Ni Duoduo leva les yeux au ciel et dit : « Que je sois vierge ou non, ça ne te regarde pas ! » Elle arracha ensuite une cigarette des mains du garçon. Au moment où elle allait l'allumer, mon regard froid la fit sursauter et, machinalement, elle me rendit la cigarette.
« Hein ? Qui est-ce ? C'est ton nouveau "Pan Dong" ? » Le garçon me fusilla du regard, visiblement agacé. (Pan Dong est un terme du dialecte de Nankin qui signifie approximativement petit ami ou mari.)
Je l'ai ignoré, j'ai allumé ma cigarette, j'ai tiré une bouffée et j'ai froncé les sourcils.
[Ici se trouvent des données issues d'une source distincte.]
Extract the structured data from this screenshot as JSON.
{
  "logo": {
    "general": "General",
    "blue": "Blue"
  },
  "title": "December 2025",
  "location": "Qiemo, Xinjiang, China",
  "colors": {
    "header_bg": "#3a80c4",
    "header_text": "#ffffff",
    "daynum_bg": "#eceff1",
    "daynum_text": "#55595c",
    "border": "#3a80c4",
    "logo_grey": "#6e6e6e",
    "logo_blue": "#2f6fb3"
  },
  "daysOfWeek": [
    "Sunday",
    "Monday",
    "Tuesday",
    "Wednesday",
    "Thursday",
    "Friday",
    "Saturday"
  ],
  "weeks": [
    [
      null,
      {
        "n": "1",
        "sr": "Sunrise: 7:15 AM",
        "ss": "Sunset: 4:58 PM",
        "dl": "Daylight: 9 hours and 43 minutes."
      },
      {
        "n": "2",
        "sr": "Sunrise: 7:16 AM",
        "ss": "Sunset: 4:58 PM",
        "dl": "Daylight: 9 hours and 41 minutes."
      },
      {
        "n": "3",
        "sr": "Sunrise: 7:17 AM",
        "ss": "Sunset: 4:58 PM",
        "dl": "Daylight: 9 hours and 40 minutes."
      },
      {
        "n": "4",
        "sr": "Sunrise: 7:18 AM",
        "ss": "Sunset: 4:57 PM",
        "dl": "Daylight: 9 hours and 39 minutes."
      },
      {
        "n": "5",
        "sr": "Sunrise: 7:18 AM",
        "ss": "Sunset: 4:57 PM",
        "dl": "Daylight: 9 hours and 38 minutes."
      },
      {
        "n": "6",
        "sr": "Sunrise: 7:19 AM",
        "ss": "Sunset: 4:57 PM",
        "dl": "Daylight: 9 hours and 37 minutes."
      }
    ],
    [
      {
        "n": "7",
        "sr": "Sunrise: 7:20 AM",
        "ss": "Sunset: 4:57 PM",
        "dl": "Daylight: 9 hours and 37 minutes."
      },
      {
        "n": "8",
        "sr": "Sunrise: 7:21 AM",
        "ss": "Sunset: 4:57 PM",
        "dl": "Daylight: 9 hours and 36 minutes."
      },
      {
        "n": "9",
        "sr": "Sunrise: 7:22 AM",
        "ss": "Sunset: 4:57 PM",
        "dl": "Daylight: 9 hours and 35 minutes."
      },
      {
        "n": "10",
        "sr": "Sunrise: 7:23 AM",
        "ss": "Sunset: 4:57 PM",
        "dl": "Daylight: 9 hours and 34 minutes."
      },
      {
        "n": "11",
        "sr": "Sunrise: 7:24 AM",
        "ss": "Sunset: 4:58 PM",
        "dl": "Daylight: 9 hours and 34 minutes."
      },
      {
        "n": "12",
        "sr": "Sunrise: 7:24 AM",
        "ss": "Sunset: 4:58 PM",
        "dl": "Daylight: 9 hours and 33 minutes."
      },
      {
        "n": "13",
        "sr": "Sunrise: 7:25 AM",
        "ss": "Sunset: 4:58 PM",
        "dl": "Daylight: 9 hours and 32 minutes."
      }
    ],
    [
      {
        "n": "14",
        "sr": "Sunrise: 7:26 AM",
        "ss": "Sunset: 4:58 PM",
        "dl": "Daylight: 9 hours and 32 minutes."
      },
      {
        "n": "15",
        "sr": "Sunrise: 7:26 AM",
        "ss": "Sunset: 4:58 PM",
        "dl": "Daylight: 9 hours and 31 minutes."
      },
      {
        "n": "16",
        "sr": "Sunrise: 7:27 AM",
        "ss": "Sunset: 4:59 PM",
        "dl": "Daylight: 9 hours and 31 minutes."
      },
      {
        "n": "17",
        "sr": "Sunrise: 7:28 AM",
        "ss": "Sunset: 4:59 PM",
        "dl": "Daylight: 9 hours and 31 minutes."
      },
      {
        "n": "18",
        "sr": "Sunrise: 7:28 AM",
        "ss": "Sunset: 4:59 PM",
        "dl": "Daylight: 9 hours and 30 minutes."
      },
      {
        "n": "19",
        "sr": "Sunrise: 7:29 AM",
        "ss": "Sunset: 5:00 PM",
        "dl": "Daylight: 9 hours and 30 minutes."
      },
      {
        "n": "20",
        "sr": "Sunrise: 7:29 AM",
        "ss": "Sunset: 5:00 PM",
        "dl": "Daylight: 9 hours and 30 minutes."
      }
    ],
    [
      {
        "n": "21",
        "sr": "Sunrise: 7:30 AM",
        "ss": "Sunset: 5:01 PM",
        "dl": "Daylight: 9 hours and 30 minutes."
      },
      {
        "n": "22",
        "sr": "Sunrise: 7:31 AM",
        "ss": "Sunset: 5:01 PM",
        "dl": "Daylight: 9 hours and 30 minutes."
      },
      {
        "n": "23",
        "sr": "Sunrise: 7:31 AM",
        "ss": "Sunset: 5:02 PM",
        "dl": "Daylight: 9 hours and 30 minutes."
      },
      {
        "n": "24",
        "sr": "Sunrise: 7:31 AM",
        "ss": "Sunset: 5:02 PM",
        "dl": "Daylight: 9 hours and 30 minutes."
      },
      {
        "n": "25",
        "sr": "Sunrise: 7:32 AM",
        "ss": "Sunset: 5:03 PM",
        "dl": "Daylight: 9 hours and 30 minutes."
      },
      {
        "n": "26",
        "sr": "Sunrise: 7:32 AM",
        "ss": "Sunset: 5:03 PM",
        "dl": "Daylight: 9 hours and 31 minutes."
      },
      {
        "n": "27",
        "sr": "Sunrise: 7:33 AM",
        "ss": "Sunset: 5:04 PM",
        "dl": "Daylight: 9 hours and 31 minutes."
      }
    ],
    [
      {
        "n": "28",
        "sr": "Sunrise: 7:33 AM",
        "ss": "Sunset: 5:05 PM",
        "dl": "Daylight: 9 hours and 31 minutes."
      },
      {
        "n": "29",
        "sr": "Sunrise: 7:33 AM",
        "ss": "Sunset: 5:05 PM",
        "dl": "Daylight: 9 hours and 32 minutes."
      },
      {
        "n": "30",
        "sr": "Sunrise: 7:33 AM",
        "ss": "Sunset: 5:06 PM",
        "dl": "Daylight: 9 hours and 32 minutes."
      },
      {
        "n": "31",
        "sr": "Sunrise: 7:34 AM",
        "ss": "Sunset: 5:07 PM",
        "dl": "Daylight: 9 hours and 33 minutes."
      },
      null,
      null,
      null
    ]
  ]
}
C'était une Marlboro… Franchement, je n'aime pas trop les cigarettes étrangères parce que je ne fume que du tabac séché à l'air chaud. Et la plupart des cigarettes étrangères sont des mélanges.
Voyant que je l'ignorais, le garçon, un peu gêné, s'est approché et m'a donné une petite tape : « Hé, mon pote, d'où viens-tu ? Tu as l'air plutôt arrogant ! Duoduo doit-elle faire attention où elle met les pieds quand elle fume ? »
Je lui ai jeté un coup d'œil et j'ai dit : « Va-t'en. »
J'ai alors tiré Ni Duoduo vers moi. Elle n'a pas du tout été gênée par mon arrogance. Au contraire, elle s'est retournée et a fait un doigt d'honneur au garçon.
« Ton ami ? » J’ai froncé les sourcils.
«
Un petit morveux
», bouda Ni Duoduo. «
Il m’embête toujours, bon à rien, conducteur catastrophique, et pourtant assez riche pour s’acheter une belle voiture.
»
Quelques voyous s'approchèrent et saluèrent Ni Duoduo. Cette fille se comportait avec une arrogance insupportable, jetant des regards en coin à tout le monde et affichant une attitude hautaine. Je la suivis en silence, cherchant secrètement une occasion de l'emmener de force.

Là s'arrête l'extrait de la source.